If you read me more carefully you’d see I believe the Body of Christ is the church, just not your church. It is universal and made up of ALL true believers in the Messiah Jesus of Nazareth.
God’s Blessings,
Please excuse me again but St. Paul did not start the church. He in fact was persecuting it after the pentecost which is the day it really started. Acts 9:1.
Furthermore, Jesus established a visible church as well as the invisible(which is His body–found in the Eucharist)Jn 6:53-59=54 Then Jesus said to them: Amen, amen, I say unto you: except you eat the flesh of the Son of man and drink his blood, you shall not have life in you. *Except you eat and drink, etc… To receive the body and blood of Christ, is a divine precept, insinuated in this text; which the faithful fulfil, though they receive but in one kind; because in one kind they receive both body and blood, which cannot be separated from each other. Hence, life eternal is here promised to the worthy receiving, though but in one kind. Ver. 52. If any man eat of this bread, he shall live for ever; and the bread that I will give, is my flesh for the life of the world. Ver. 58. He that eateth me, the same also shall live by me. Ver. 59. He that eateth this bread, shall liver for ever. 55 He that eateth my flesh and drinketh my blood hath everlasting life: and I will raise him up in the last day. *
As for the visible church St. Peter was given the keys of the Kingdom of Heaven — an expression signifying the gift of plenary authority (Isaiah 22:22). The promise thus made was fulfilled after the Resurrection, on the occasion narrated in John 21.
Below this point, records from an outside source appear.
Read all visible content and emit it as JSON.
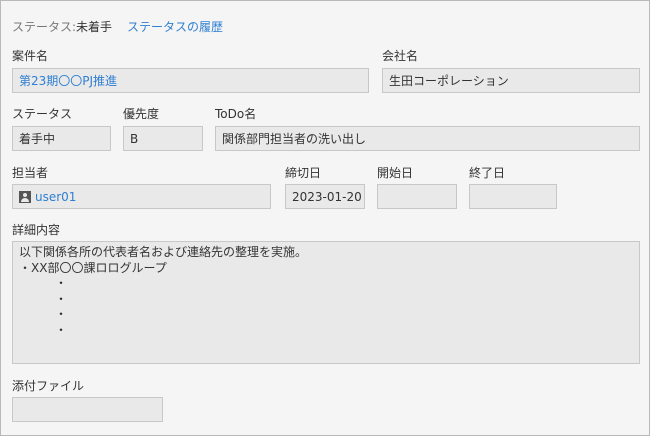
{
  "header": {
    "status_label": "ステータス:",
    "status_value": "未着手",
    "history_link": "ステータスの履歴"
  },
  "fields": {
    "project_name": {
      "label": "案件名",
      "value": "第23期〇〇PJ推進"
    },
    "company_name": {
      "label": "会社名",
      "value": "生田コーポレーション"
    },
    "status": {
      "label": "ステータス",
      "value": "着手中"
    },
    "priority": {
      "label": "優先度",
      "value": "B"
    },
    "todo_name": {
      "label": "ToDo名",
      "value": "関係部門担当者の洗い出し"
    },
    "assignee": {
      "label": "担当者",
      "value": "user01"
    },
    "due_date": {
      "label": "締切日",
      "value": "2023-01-20"
    },
    "start_date": {
      "label": "開始日",
      "value": ""
    },
    "end_date": {
      "label": "終了日",
      "value": ""
    },
    "details": {
      "label": "詳細内容",
      "lines": [
        "以下関係各所の代表者名および連絡先の整理を実施。",
        "・XX部〇〇課ロログループ",
        "　　　・",
        "　　　・",
        "　　　・",
        "　　　・"
      ]
    },
    "attachment": {
      "label": "添付ファイル",
      "value": ""
    }
  }
}
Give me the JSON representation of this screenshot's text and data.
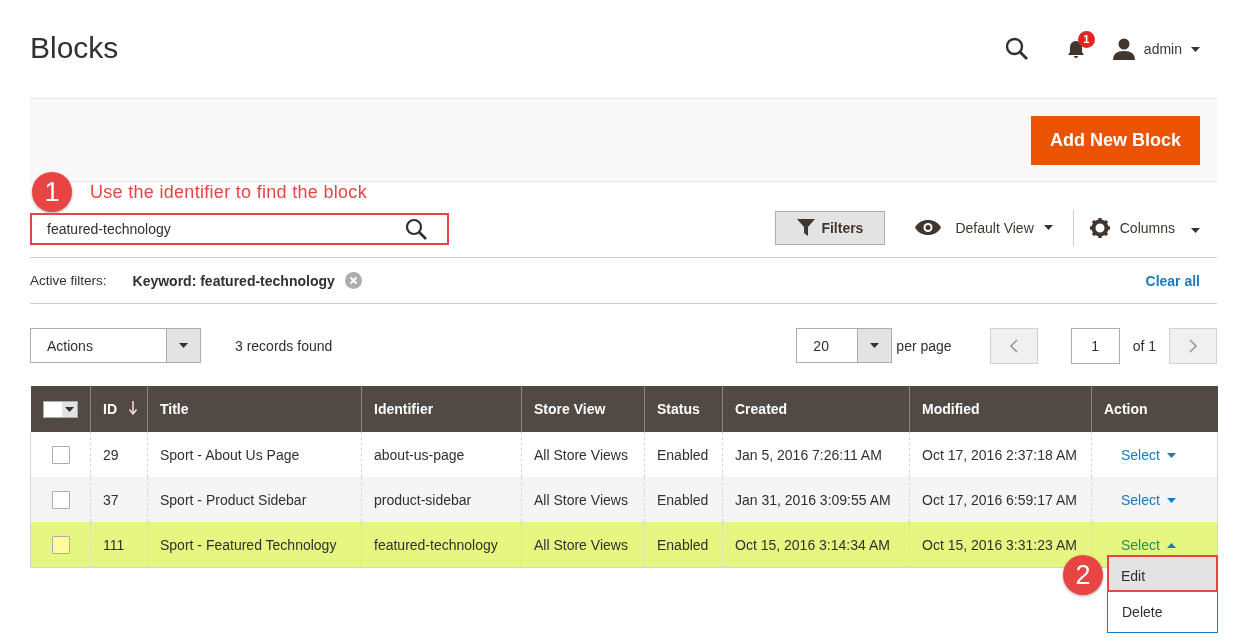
{
  "header": {
    "title": "Blocks",
    "notification_count": "1",
    "user": "admin"
  },
  "page_actions": {
    "add_button": "Add New Block"
  },
  "annotations": [
    {
      "number": "1",
      "text": "Use the identifier to find the block"
    },
    {
      "number": "2"
    }
  ],
  "search": {
    "value": "featured-technology"
  },
  "toolbar": {
    "filters": "Filters",
    "view": "Default View",
    "columns": "Columns"
  },
  "active_filters": {
    "label": "Active filters:",
    "chips": [
      "Keyword: featured-technology"
    ],
    "clear": "Clear all"
  },
  "mass_actions": {
    "label": "Actions"
  },
  "records": "3 records found",
  "per_page": {
    "value": "20",
    "label": "per page"
  },
  "pagination": {
    "page": "1",
    "of": "of 1"
  },
  "table": {
    "select_all": {
      "checked": false
    },
    "columns": [
      {
        "label": "ID",
        "sorted": true
      },
      {
        "label": "Title",
        "sorted": false
      },
      {
        "label": "Identifier",
        "sorted": false
      },
      {
        "label": "Store View",
        "sorted": false
      },
      {
        "label": "Status",
        "sorted": false
      },
      {
        "label": "Created",
        "sorted": false
      },
      {
        "label": "Modified",
        "sorted": false
      },
      {
        "label": "Action",
        "sorted": false
      }
    ],
    "rows": [
      {
        "checked": false,
        "highlighted": false,
        "cells": [
          "29",
          "Sport - About Us Page",
          "about-us-page",
          "All Store Views",
          "Enabled",
          "Jan 5, 2016 7:26:11 AM",
          "Oct 17, 2016 2:37:18 AM"
        ],
        "action": "Select",
        "expanded": false
      },
      {
        "checked": false,
        "highlighted": false,
        "cells": [
          "37",
          "Sport - Product Sidebar",
          "product-sidebar",
          "All Store Views",
          "Enabled",
          "Jan 31, 2016 3:09:55 AM",
          "Oct 17, 2016 6:59:17 AM"
        ],
        "action": "Select",
        "expanded": false
      },
      {
        "checked": false,
        "highlighted": true,
        "cells": [
          "111",
          "Sport - Featured Technology",
          "featured-technology",
          "All Store Views",
          "Enabled",
          "Oct 15, 2016 3:14:34 AM",
          "Oct 15, 2016 3:31:23 AM"
        ],
        "action": "Select",
        "expanded": true,
        "menu": [
          {
            "label": "Edit",
            "highlighted": true
          },
          {
            "label": "Delete",
            "highlighted": false
          }
        ]
      }
    ]
  }
}
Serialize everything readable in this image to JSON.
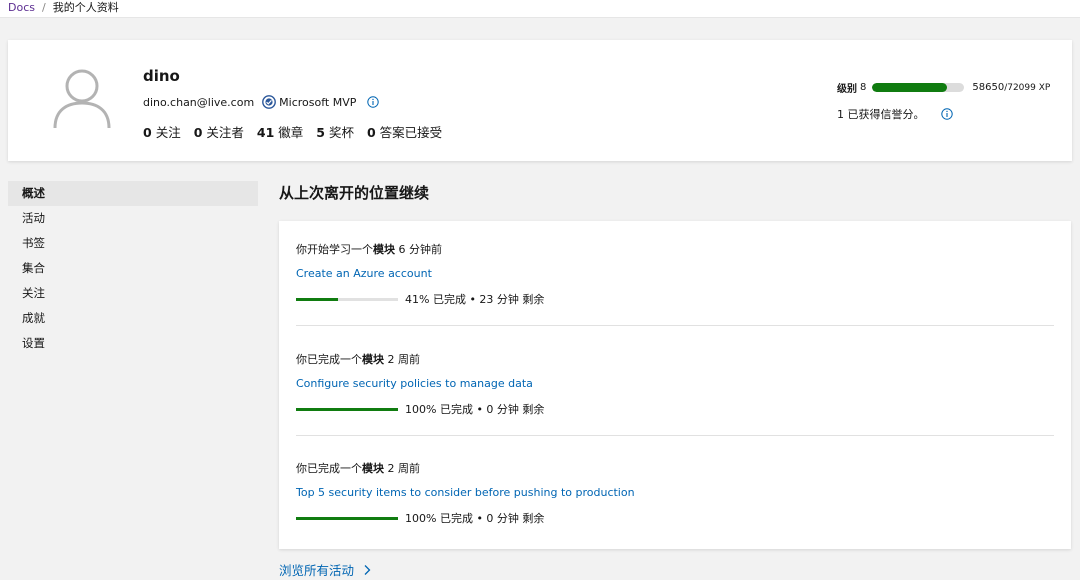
{
  "breadcrumb": {
    "root": "Docs",
    "separator": "/",
    "current": "我的个人资料"
  },
  "profile": {
    "name": "dino",
    "email": "dino.chan@live.com",
    "badge": "Microsoft MVP",
    "stats": [
      {
        "value": "0",
        "label": "关注"
      },
      {
        "value": "0",
        "label": "关注者"
      },
      {
        "value": "41",
        "label": "徽章"
      },
      {
        "value": "5",
        "label": "奖杯"
      },
      {
        "value": "0",
        "label": "答案已接受"
      }
    ]
  },
  "level": {
    "label": "级别",
    "value": "8",
    "xp_current": "58650",
    "xp_total": "/72099 XP",
    "xp_fraction": 0.81,
    "reputation": "1 已获得信誉分。"
  },
  "sidebar": {
    "items": [
      {
        "label": "概述",
        "active": true
      },
      {
        "label": "活动",
        "active": false
      },
      {
        "label": "书签",
        "active": false
      },
      {
        "label": "集合",
        "active": false
      },
      {
        "label": "关注",
        "active": false
      },
      {
        "label": "成就",
        "active": false
      },
      {
        "label": "设置",
        "active": false
      }
    ]
  },
  "main": {
    "title": "从上次离开的位置继续",
    "activities": [
      {
        "prefix": "你开始学习一个",
        "kind": "模块",
        "when": " 6 分钟前",
        "title": "Create an Azure account",
        "progress_fraction": 0.41,
        "status": "41% 已完成 • 23 分钟 剩余"
      },
      {
        "prefix": "你已完成一个",
        "kind": "模块",
        "when": " 2 周前",
        "title": "Configure security policies to manage data",
        "progress_fraction": 1.0,
        "status": "100% 已完成 • 0 分钟 剩余"
      },
      {
        "prefix": "你已完成一个",
        "kind": "模块",
        "when": " 2 周前",
        "title": "Top 5 security items to consider before pushing to production",
        "progress_fraction": 1.0,
        "status": "100% 已完成 • 0 分钟 剩余"
      }
    ],
    "browse_all": "浏览所有活动"
  },
  "colors": {
    "accent_green": "#107c10",
    "link_blue": "#0065b3",
    "breadcrumb_purple": "#5c2d91"
  },
  "icons": {
    "avatar": "person-outline-icon",
    "badge": "mvp-badge-icon",
    "info": "info-circle-icon",
    "chevron": "chevron-right-icon"
  }
}
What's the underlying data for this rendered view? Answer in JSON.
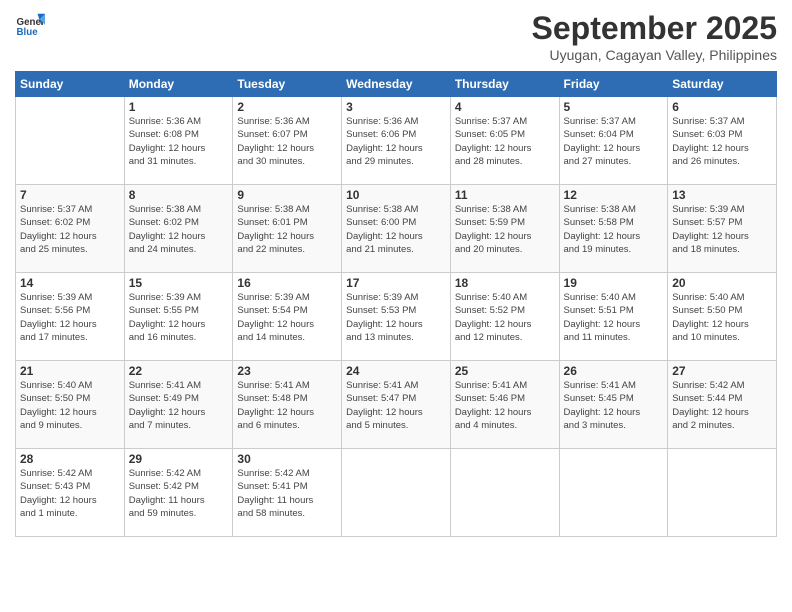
{
  "header": {
    "logo_general": "General",
    "logo_blue": "Blue",
    "month_title": "September 2025",
    "location": "Uyugan, Cagayan Valley, Philippines"
  },
  "days_of_week": [
    "Sunday",
    "Monday",
    "Tuesday",
    "Wednesday",
    "Thursday",
    "Friday",
    "Saturday"
  ],
  "weeks": [
    [
      {
        "day": "",
        "info": ""
      },
      {
        "day": "1",
        "info": "Sunrise: 5:36 AM\nSunset: 6:08 PM\nDaylight: 12 hours\nand 31 minutes."
      },
      {
        "day": "2",
        "info": "Sunrise: 5:36 AM\nSunset: 6:07 PM\nDaylight: 12 hours\nand 30 minutes."
      },
      {
        "day": "3",
        "info": "Sunrise: 5:36 AM\nSunset: 6:06 PM\nDaylight: 12 hours\nand 29 minutes."
      },
      {
        "day": "4",
        "info": "Sunrise: 5:37 AM\nSunset: 6:05 PM\nDaylight: 12 hours\nand 28 minutes."
      },
      {
        "day": "5",
        "info": "Sunrise: 5:37 AM\nSunset: 6:04 PM\nDaylight: 12 hours\nand 27 minutes."
      },
      {
        "day": "6",
        "info": "Sunrise: 5:37 AM\nSunset: 6:03 PM\nDaylight: 12 hours\nand 26 minutes."
      }
    ],
    [
      {
        "day": "7",
        "info": "Sunrise: 5:37 AM\nSunset: 6:02 PM\nDaylight: 12 hours\nand 25 minutes."
      },
      {
        "day": "8",
        "info": "Sunrise: 5:38 AM\nSunset: 6:02 PM\nDaylight: 12 hours\nand 24 minutes."
      },
      {
        "day": "9",
        "info": "Sunrise: 5:38 AM\nSunset: 6:01 PM\nDaylight: 12 hours\nand 22 minutes."
      },
      {
        "day": "10",
        "info": "Sunrise: 5:38 AM\nSunset: 6:00 PM\nDaylight: 12 hours\nand 21 minutes."
      },
      {
        "day": "11",
        "info": "Sunrise: 5:38 AM\nSunset: 5:59 PM\nDaylight: 12 hours\nand 20 minutes."
      },
      {
        "day": "12",
        "info": "Sunrise: 5:38 AM\nSunset: 5:58 PM\nDaylight: 12 hours\nand 19 minutes."
      },
      {
        "day": "13",
        "info": "Sunrise: 5:39 AM\nSunset: 5:57 PM\nDaylight: 12 hours\nand 18 minutes."
      }
    ],
    [
      {
        "day": "14",
        "info": "Sunrise: 5:39 AM\nSunset: 5:56 PM\nDaylight: 12 hours\nand 17 minutes."
      },
      {
        "day": "15",
        "info": "Sunrise: 5:39 AM\nSunset: 5:55 PM\nDaylight: 12 hours\nand 16 minutes."
      },
      {
        "day": "16",
        "info": "Sunrise: 5:39 AM\nSunset: 5:54 PM\nDaylight: 12 hours\nand 14 minutes."
      },
      {
        "day": "17",
        "info": "Sunrise: 5:39 AM\nSunset: 5:53 PM\nDaylight: 12 hours\nand 13 minutes."
      },
      {
        "day": "18",
        "info": "Sunrise: 5:40 AM\nSunset: 5:52 PM\nDaylight: 12 hours\nand 12 minutes."
      },
      {
        "day": "19",
        "info": "Sunrise: 5:40 AM\nSunset: 5:51 PM\nDaylight: 12 hours\nand 11 minutes."
      },
      {
        "day": "20",
        "info": "Sunrise: 5:40 AM\nSunset: 5:50 PM\nDaylight: 12 hours\nand 10 minutes."
      }
    ],
    [
      {
        "day": "21",
        "info": "Sunrise: 5:40 AM\nSunset: 5:50 PM\nDaylight: 12 hours\nand 9 minutes."
      },
      {
        "day": "22",
        "info": "Sunrise: 5:41 AM\nSunset: 5:49 PM\nDaylight: 12 hours\nand 7 minutes."
      },
      {
        "day": "23",
        "info": "Sunrise: 5:41 AM\nSunset: 5:48 PM\nDaylight: 12 hours\nand 6 minutes."
      },
      {
        "day": "24",
        "info": "Sunrise: 5:41 AM\nSunset: 5:47 PM\nDaylight: 12 hours\nand 5 minutes."
      },
      {
        "day": "25",
        "info": "Sunrise: 5:41 AM\nSunset: 5:46 PM\nDaylight: 12 hours\nand 4 minutes."
      },
      {
        "day": "26",
        "info": "Sunrise: 5:41 AM\nSunset: 5:45 PM\nDaylight: 12 hours\nand 3 minutes."
      },
      {
        "day": "27",
        "info": "Sunrise: 5:42 AM\nSunset: 5:44 PM\nDaylight: 12 hours\nand 2 minutes."
      }
    ],
    [
      {
        "day": "28",
        "info": "Sunrise: 5:42 AM\nSunset: 5:43 PM\nDaylight: 12 hours\nand 1 minute."
      },
      {
        "day": "29",
        "info": "Sunrise: 5:42 AM\nSunset: 5:42 PM\nDaylight: 11 hours\nand 59 minutes."
      },
      {
        "day": "30",
        "info": "Sunrise: 5:42 AM\nSunset: 5:41 PM\nDaylight: 11 hours\nand 58 minutes."
      },
      {
        "day": "",
        "info": ""
      },
      {
        "day": "",
        "info": ""
      },
      {
        "day": "",
        "info": ""
      },
      {
        "day": "",
        "info": ""
      }
    ]
  ]
}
Eversince St. Peter the CC has a unbroken line of Popes.
newadvent.org/cathen/12272b.htm Therefore the Catholic (which means universal) Church has the keys of St.Peter to which she has plenary authority. All the protestants, though they profess to know and love Christ have divorced themselves from this visible church. They have dismembered the church of Christ, dividing her, and dispersing the flock which was entrusted to St. Peter. Division is not the work of God’s true shepherds but creating a UNITY in ONE TRUE CHURCH.
St. Paul likewise insists on the unity of the Church.
•Schism and disunion he brands as crimes to be classed with murder and debauchery, and declares that those guilty of “dissensions” and “sects” shall not obtain the kingdom of God (Galatians 5:20-21).
•Hearing of the schisms among the Corinthians, he asked impatiently: “Is Christ divided? Was Paul then crucified for you? or were you baptized in the name of Paul?” (1 Corinthians 1:13).
•And in the same Epistle he describes the Church as one body with many members distinct among themselves, but one with Christ their head: “For in one Spirit we are all baptized into one body, whether Jews or Gentiles, whether bond or free” (1 Corinthians 12:13).